Aucun emprunteur souverain aujourd’hui n’envisage sérieusement un retrait simple de ses engagements, une fois ceux-ci échus. Tous empruntent en misant sur un refinancement indéfiniment renouvelé. Ce processus d’accumulation sans fin a conduit le stock total de dette souveraine émis par nombre de pays développés et en développement à atteindre des volumes qui auparavant auraient paru à l’évidence insoutenables. Cette pieuse hypothèse semble aussi être un moyen commode, pour les dirigeants politiques, de jeter un voile pudique sur l’ampleur de ce stock de dette, si colossale qu’elle menace le principe d’équité intergénérationnelle.
Repères
Lee Buchheit est une légende des marchés de capitaux, le « philosophe-roi des spécialistes en dette souveraine » (dixit le New York Times), un domaine qu’il a pratiqué comme avocat pendant quarante-trois ans, jusqu’en 2019. Au fil de sa carrière, il a œuvré à des dizaines de restructurations souveraines et conduit, notamment, celles de l’Irak (2004−2008) et de la Grèce (2011−2012), les deux plus importantes opérations au monde à ce jour. Il enseigne actuellement dans différentes institutions universitaires.

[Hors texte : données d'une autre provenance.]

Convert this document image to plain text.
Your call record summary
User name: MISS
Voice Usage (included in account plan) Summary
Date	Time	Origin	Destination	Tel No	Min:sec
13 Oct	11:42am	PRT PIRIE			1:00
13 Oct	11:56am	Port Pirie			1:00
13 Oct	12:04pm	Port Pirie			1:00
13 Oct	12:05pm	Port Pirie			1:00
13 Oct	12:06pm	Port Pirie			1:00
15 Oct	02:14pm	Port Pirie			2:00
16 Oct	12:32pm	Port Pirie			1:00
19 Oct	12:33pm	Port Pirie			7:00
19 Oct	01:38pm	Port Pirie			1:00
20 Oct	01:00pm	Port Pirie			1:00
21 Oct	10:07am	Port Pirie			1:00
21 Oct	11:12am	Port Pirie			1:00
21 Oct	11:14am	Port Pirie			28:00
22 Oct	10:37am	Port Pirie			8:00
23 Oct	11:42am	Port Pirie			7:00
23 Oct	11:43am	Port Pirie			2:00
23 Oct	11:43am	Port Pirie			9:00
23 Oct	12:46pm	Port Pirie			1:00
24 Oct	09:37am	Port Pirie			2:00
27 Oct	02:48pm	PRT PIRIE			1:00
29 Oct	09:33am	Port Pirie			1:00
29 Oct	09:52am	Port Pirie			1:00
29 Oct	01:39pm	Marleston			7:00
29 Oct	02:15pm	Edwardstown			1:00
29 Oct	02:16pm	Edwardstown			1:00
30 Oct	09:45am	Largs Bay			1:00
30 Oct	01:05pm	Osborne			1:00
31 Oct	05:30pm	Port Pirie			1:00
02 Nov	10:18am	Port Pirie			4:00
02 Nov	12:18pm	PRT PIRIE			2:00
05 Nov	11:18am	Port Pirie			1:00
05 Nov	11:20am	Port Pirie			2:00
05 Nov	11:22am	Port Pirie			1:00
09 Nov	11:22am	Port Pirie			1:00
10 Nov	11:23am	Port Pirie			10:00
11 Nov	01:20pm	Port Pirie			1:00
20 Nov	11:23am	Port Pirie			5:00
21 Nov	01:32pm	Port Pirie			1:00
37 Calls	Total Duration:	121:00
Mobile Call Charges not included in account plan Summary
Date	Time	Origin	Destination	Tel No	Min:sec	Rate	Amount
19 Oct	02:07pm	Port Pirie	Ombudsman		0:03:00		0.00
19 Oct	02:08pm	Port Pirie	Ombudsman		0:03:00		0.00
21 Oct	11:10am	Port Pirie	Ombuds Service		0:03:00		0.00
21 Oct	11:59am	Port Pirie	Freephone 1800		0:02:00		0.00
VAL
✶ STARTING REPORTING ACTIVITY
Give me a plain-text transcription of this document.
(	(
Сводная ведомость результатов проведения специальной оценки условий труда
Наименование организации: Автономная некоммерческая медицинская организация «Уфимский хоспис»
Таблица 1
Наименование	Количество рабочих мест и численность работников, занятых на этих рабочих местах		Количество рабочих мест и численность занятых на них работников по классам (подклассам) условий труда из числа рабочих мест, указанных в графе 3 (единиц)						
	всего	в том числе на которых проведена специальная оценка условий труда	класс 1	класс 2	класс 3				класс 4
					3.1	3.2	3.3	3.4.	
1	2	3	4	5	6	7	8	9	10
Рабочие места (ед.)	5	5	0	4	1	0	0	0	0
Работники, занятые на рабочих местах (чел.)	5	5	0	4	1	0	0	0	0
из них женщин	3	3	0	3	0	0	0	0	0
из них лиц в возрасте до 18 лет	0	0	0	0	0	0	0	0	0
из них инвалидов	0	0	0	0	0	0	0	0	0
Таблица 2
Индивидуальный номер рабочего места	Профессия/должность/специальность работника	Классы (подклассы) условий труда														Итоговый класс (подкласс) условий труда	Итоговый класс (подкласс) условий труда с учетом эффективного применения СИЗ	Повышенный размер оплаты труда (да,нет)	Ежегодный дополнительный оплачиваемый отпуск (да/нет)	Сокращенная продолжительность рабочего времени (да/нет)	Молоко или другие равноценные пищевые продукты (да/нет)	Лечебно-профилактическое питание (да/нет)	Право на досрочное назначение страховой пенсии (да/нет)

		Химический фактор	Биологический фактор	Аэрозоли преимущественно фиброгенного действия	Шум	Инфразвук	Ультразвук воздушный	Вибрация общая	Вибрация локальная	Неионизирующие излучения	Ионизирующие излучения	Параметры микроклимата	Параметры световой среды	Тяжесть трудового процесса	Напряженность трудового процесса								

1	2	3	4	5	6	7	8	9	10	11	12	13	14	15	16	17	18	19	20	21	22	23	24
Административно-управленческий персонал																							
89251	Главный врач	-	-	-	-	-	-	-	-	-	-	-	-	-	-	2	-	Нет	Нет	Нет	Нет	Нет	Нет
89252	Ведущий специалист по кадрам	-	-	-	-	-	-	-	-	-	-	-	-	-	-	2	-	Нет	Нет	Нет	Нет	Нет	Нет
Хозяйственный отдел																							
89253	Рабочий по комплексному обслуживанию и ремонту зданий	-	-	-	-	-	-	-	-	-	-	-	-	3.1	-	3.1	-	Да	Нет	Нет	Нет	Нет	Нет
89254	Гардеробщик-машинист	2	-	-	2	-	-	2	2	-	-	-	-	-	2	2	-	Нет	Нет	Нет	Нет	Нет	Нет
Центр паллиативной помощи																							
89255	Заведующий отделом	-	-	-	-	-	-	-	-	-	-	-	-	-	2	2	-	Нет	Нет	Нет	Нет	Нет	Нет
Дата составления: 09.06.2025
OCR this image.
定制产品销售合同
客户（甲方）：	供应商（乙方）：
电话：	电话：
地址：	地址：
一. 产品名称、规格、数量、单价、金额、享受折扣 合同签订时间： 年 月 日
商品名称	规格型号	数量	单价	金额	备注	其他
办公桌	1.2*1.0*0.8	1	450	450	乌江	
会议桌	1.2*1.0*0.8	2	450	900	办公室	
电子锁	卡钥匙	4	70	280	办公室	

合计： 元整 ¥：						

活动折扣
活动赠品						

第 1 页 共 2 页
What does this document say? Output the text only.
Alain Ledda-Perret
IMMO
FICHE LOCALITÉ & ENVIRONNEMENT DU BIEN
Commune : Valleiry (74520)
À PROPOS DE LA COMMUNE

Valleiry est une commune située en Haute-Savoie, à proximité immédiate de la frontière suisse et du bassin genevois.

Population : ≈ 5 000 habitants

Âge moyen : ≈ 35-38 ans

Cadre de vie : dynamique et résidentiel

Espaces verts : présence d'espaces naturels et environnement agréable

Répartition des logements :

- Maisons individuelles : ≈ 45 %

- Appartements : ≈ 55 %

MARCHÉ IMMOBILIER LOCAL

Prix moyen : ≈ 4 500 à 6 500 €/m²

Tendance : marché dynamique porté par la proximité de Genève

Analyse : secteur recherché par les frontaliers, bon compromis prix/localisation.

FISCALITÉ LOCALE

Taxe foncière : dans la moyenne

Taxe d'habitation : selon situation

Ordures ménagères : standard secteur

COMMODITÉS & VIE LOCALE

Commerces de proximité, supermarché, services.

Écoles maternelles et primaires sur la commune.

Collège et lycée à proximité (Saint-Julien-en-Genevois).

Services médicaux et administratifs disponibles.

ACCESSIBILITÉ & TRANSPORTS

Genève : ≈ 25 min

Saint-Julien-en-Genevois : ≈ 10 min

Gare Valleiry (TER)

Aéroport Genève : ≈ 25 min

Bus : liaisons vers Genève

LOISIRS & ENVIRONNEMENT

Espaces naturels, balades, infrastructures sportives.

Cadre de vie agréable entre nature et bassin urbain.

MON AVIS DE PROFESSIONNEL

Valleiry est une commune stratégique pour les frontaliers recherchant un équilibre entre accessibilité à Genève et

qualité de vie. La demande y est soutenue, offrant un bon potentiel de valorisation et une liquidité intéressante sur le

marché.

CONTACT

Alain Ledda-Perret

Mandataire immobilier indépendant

En quelques mots, quels sont les principaux outils qui permettent de restructurer la dette d’un État ? Les problèmes récurrents de l’Argentine soulignent le fait qu’une restructuration ne met pas nécessairement fin aux difficultés économiques d’un pays. Quels sont les principaux écueils à éviter pour soutenir la croissance et préserver l’avenir ?
Il n’existe à vrai dire que trois outils de restructuration : l’extension des maturités, la réduction de la charge d’intérêt et l’annulation d’une partie du nominal (haircut). Une restructuration de dette souveraine est en soi rarement suffisante, néanmoins, pour rétablir la stabilité financière d’un pays. Elle doit être accompagnée d’ajustements structurels et par une volonté ferme des dirigeants de renoncer à toute imprudence budgétaire – comme celles qui ont vraisemblablement conduit au défaut initial. Plusieurs facteurs peuvent expliquer la plupart des restructurations, à l’image de celles qu’a connues l’Argentine.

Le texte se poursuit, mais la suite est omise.